Bawaslu Kota Palu Butuhkan 1.072 PTPS Pada Pemilu 2024

waktu baca 2 menit
gawas TPS dibentuk untuk memperkuat pengawasan pemilu pada tingkat TPS. Nantinya, pada pelaksanaan voting day akan ada satu orang pengawas TPS yang bertugas di setiap TPS untuk memastikan semuanya berjalan dengan baik. (Foto : Redaksi Diksi).

Diksi.net, Palu – Pelaksanaan pesta demokrasi di Indonesia sudah selayaknya diawasi secara utuh dan penuh. Pengawasan tersebut dilakukan untuk memastikan pesta demokrasi sesuai dengan asas LUBER dan JURDIL. 
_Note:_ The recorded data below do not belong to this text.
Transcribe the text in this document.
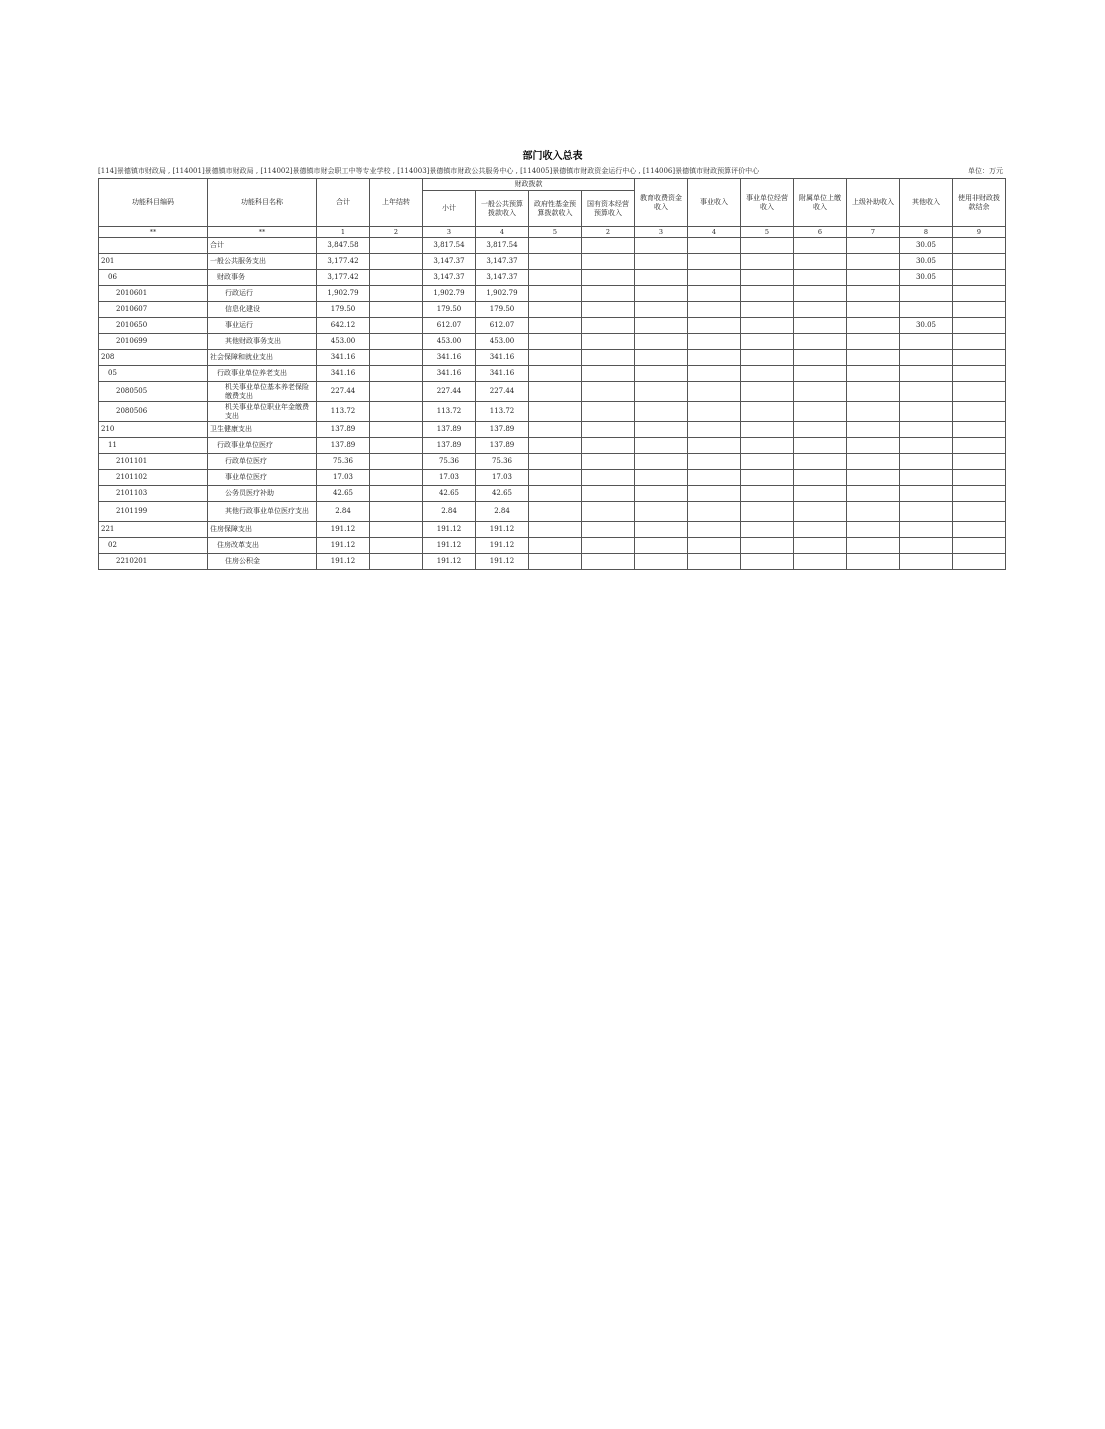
部门收入总表
[114]景德镇市财政局 , [114001]景德镇市财政局 , [114002]景德镇市财会职工中等专业学校 , [114003]景德镇市财政公共服务中心 , [114005]景德镇市财政资金运行中心 , [114006]景德镇市财政预算评价中心	单位：万元
功能科目编码	功能科目名称	合计	上年结转	财政拨款				教育收费资金收入	事业收入	事业单位经营收入	附属单位上缴收入	上级补助收入	其他收入	使用非财政拨款结余
				小计	一般公共预算拨款收入	政府性基金预算拨款收入	国有资本经营预算收入							
**	**	1	2	3	4	5	2	3	4	5	6	7	8	9
	合计	3,847.58		3,817.54	3,817.54								30.05	
201	一般公共服务支出	3,177.42		3,147.37	3,147.37								30.05	
06	财政事务	3,177.42		3,147.37	3,147.37								30.05	
2010601	行政运行	1,902.79		1,902.79	1,902.79									
2010607	信息化建设	179.50		179.50	179.50									
2010650	事业运行	642.12		612.07	612.07								30.05	
2010699	其他财政事务支出	453.00		453.00	453.00									
208	社会保障和就业支出	341.16		341.16	341.16									
05	行政事业单位养老支出	341.16		341.16	341.16									
2080505	机关事业单位基本养老保险缴费支出	227.44		227.44	227.44									
2080506	机关事业单位职业年金缴费支出	113.72		113.72	113.72									
210	卫生健康支出	137.89		137.89	137.89									
11	行政事业单位医疗	137.89		137.89	137.89									
2101101	行政单位医疗	75.36		75.36	75.36									
2101102	事业单位医疗	17.03		17.03	17.03									
2101103	公务员医疗补助	42.65		42.65	42.65									
2101199	其他行政事业单位医疗支出	2.84		2.84	2.84									
221	住房保障支出	191.12		191.12	191.12									
02	住房改革支出	191.12		191.12	191.12									
2210201	住房公积金	191.12		191.12	191.12									
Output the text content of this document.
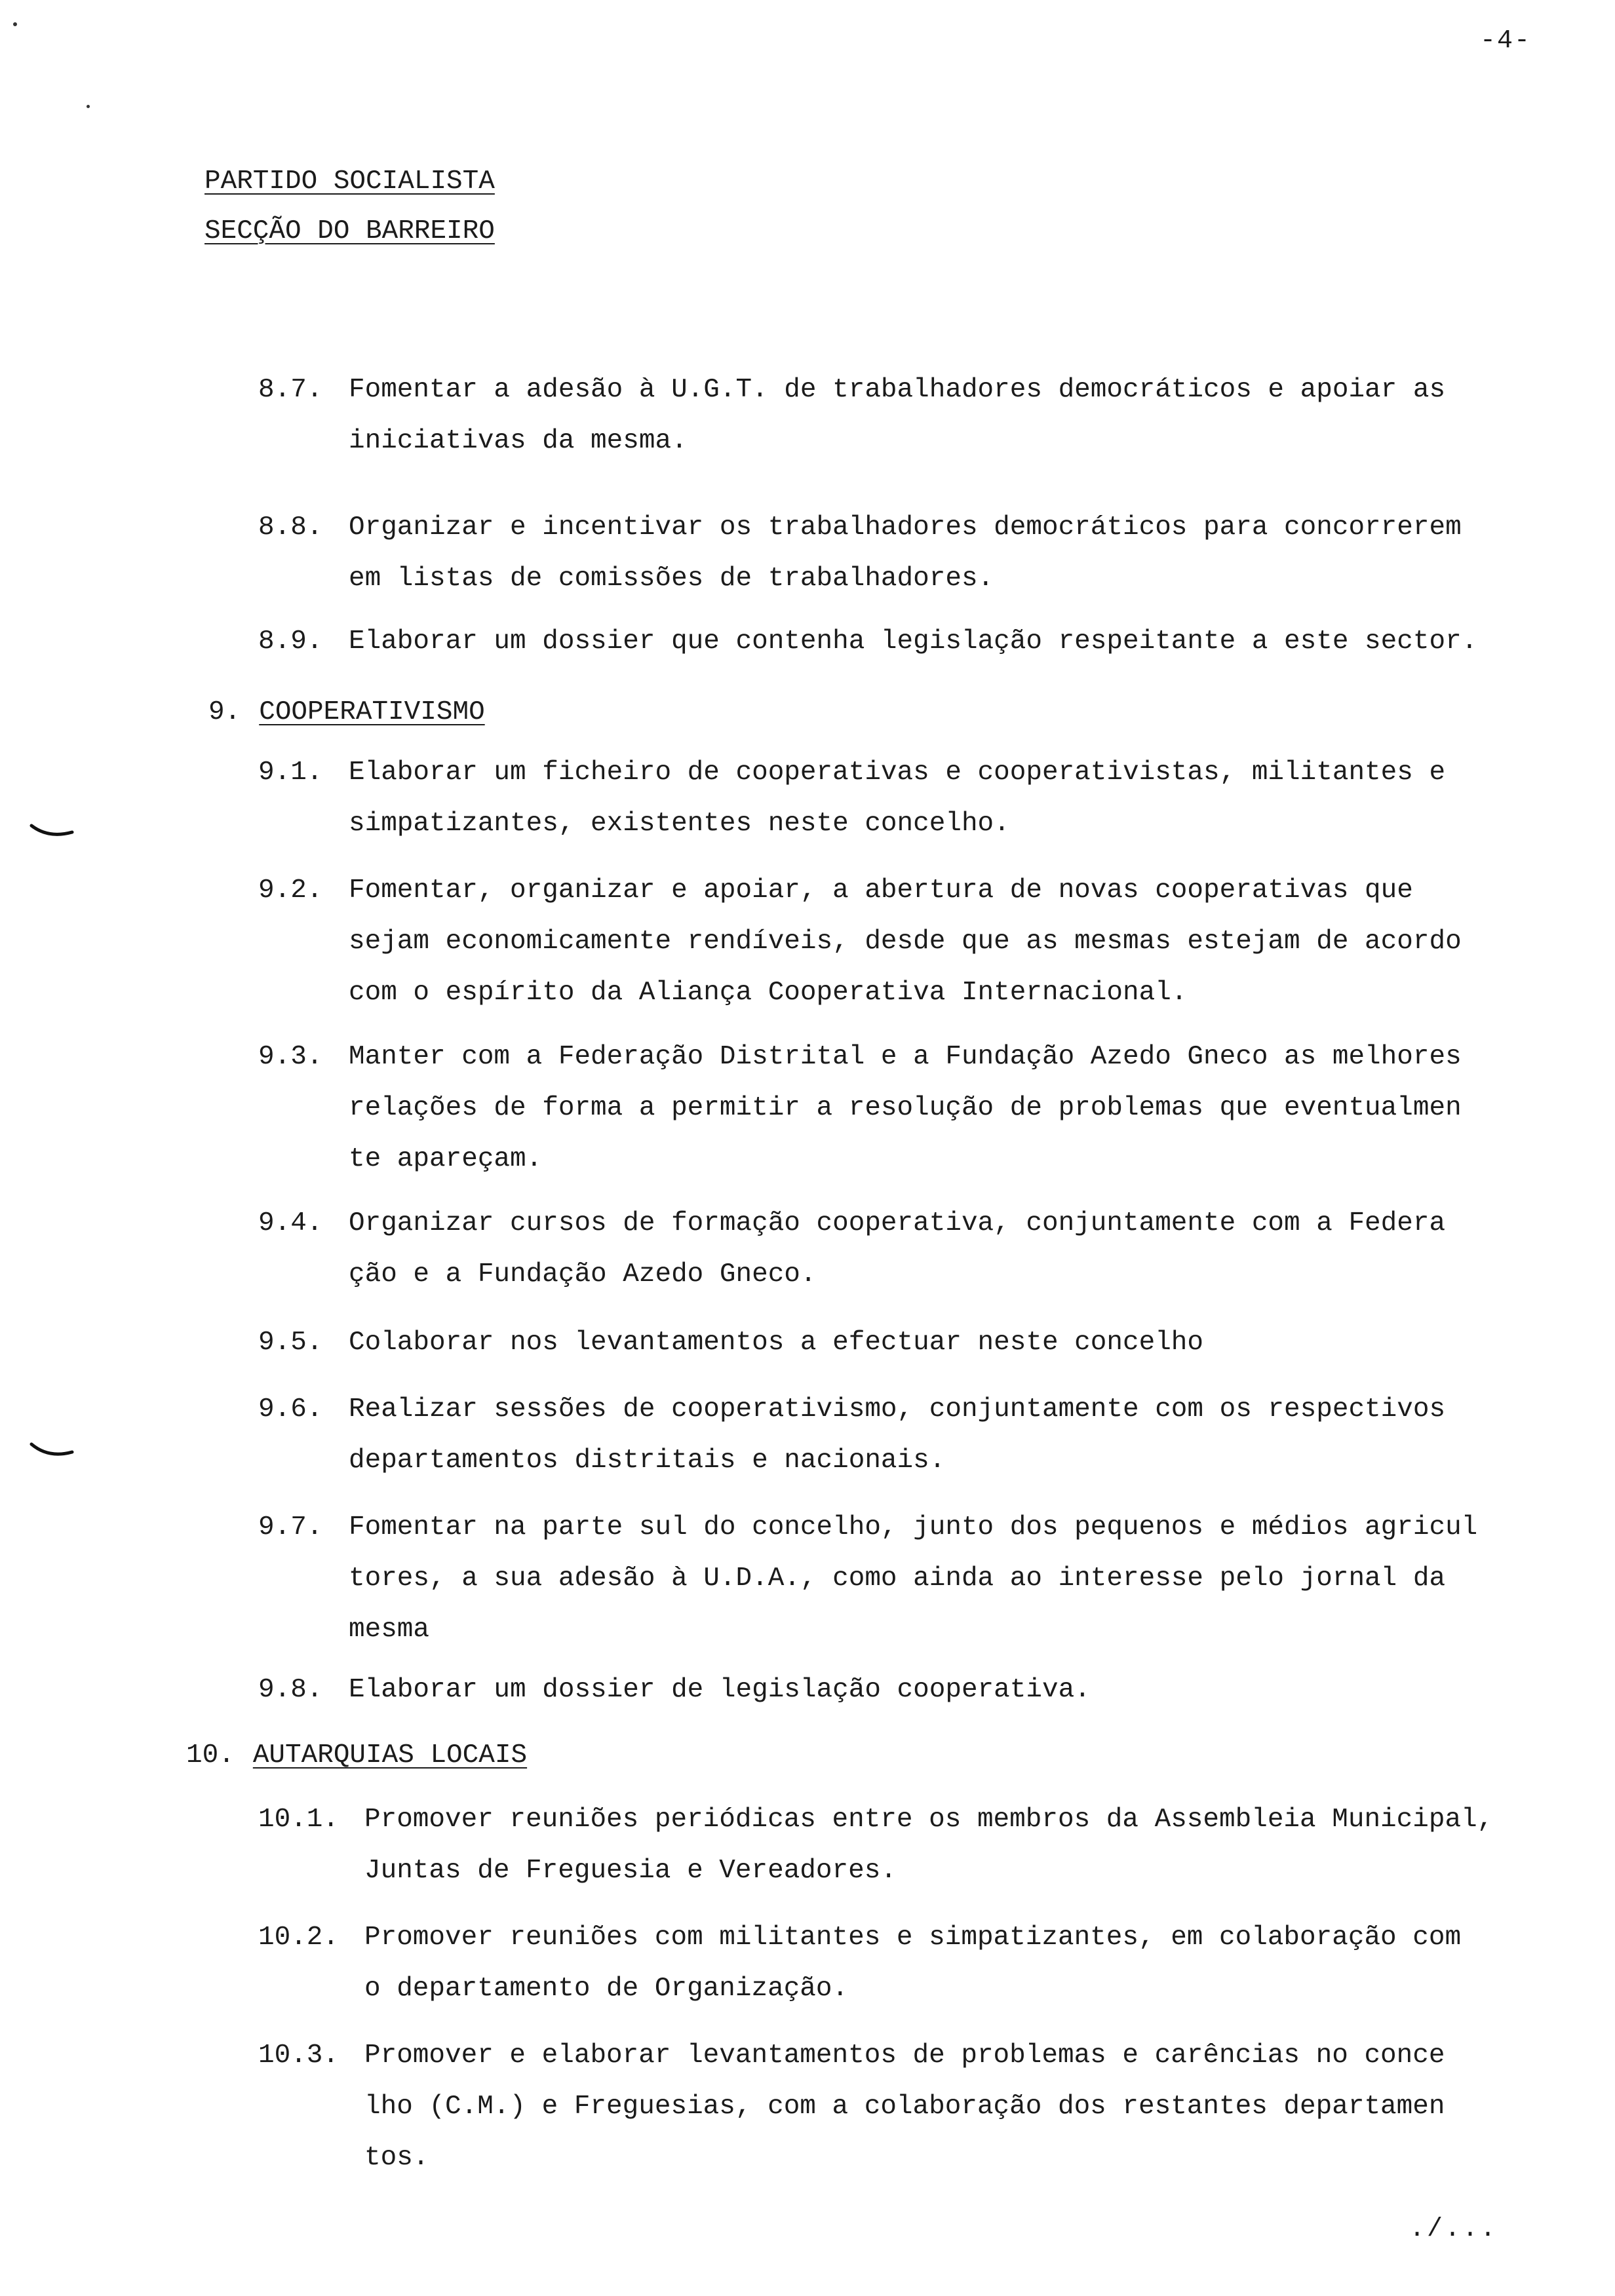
-4-
PARTIDO SOCIALISTA
SECÇÃO DO BARREIRO
8.7. Fomentar a adesão à U.G.T. de trabalhadores democráticos e apoiar as
iniciativas da mesma.
8.8. Organizar e incentivar os trabalhadores democráticos para concorrerem
em listas de comissões de trabalhadores.
8.9. Elaborar um dossier que contenha legislação respeitante a este sector.
9. COOPERATIVISMO
9.1. Elaborar um ficheiro de cooperativas e cooperativistas, militantes e
simpatizantes, existentes neste concelho.
9.2. Fomentar, organizar e apoiar, a abertura de novas cooperativas que
sejam economicamente rendíveis, desde que as mesmas estejam de acordo
com o espírito da Aliança Cooperativa Internacional.
9.3. Manter com a Federação Distrital e a Fundação Azedo Gneco as melhores
relações de forma a permitir a resolução de problemas que eventualmen
te apareçam.
9.4. Organizar cursos de formação cooperativa, conjuntamente com a Federa
ção e a Fundação Azedo Gneco.
9.5. Colaborar nos levantamentos a efectuar neste concelho
9.6. Realizar sessões de cooperativismo, conjuntamente com os respectivos
departamentos distritais e nacionais.
9.7. Fomentar na parte sul do concelho, junto dos pequenos e médios agricul
tores, a sua adesão à U.D.A., como ainda ao interesse pelo jornal da
mesma
9.8. Elaborar um dossier de legislação cooperativa.
10. AUTARQUIAS LOCAIS
10.1. Promover reuniões periódicas entre os membros da Assembleia Municipal,
Juntas de Freguesia e Vereadores.
10.2. Promover reuniões com militantes e simpatizantes, em colaboração com
o departamento de Organização.
10.3. Promover e elaborar levantamentos de problemas e carências no conce
lho (C.M.) e Freguesias, com a colaboração dos restantes departamen
tos.
./...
Sebagai upaya memenuhi hal tersebut, maka Pengawas Tempat Pemungutan Suara (TPS) sebagai ujung tombak pengawasan pada tahapan krusial pemungutan dan penghitungan suara (tungsara) dapat diawasi secara utuh dan penuh. Hal tersebut menjadikan Pengawas TPS sebagai posisi strategis dalam proses pengawasan tahapan Pemilu, khususnya pada pengawasan tahapan tungsara.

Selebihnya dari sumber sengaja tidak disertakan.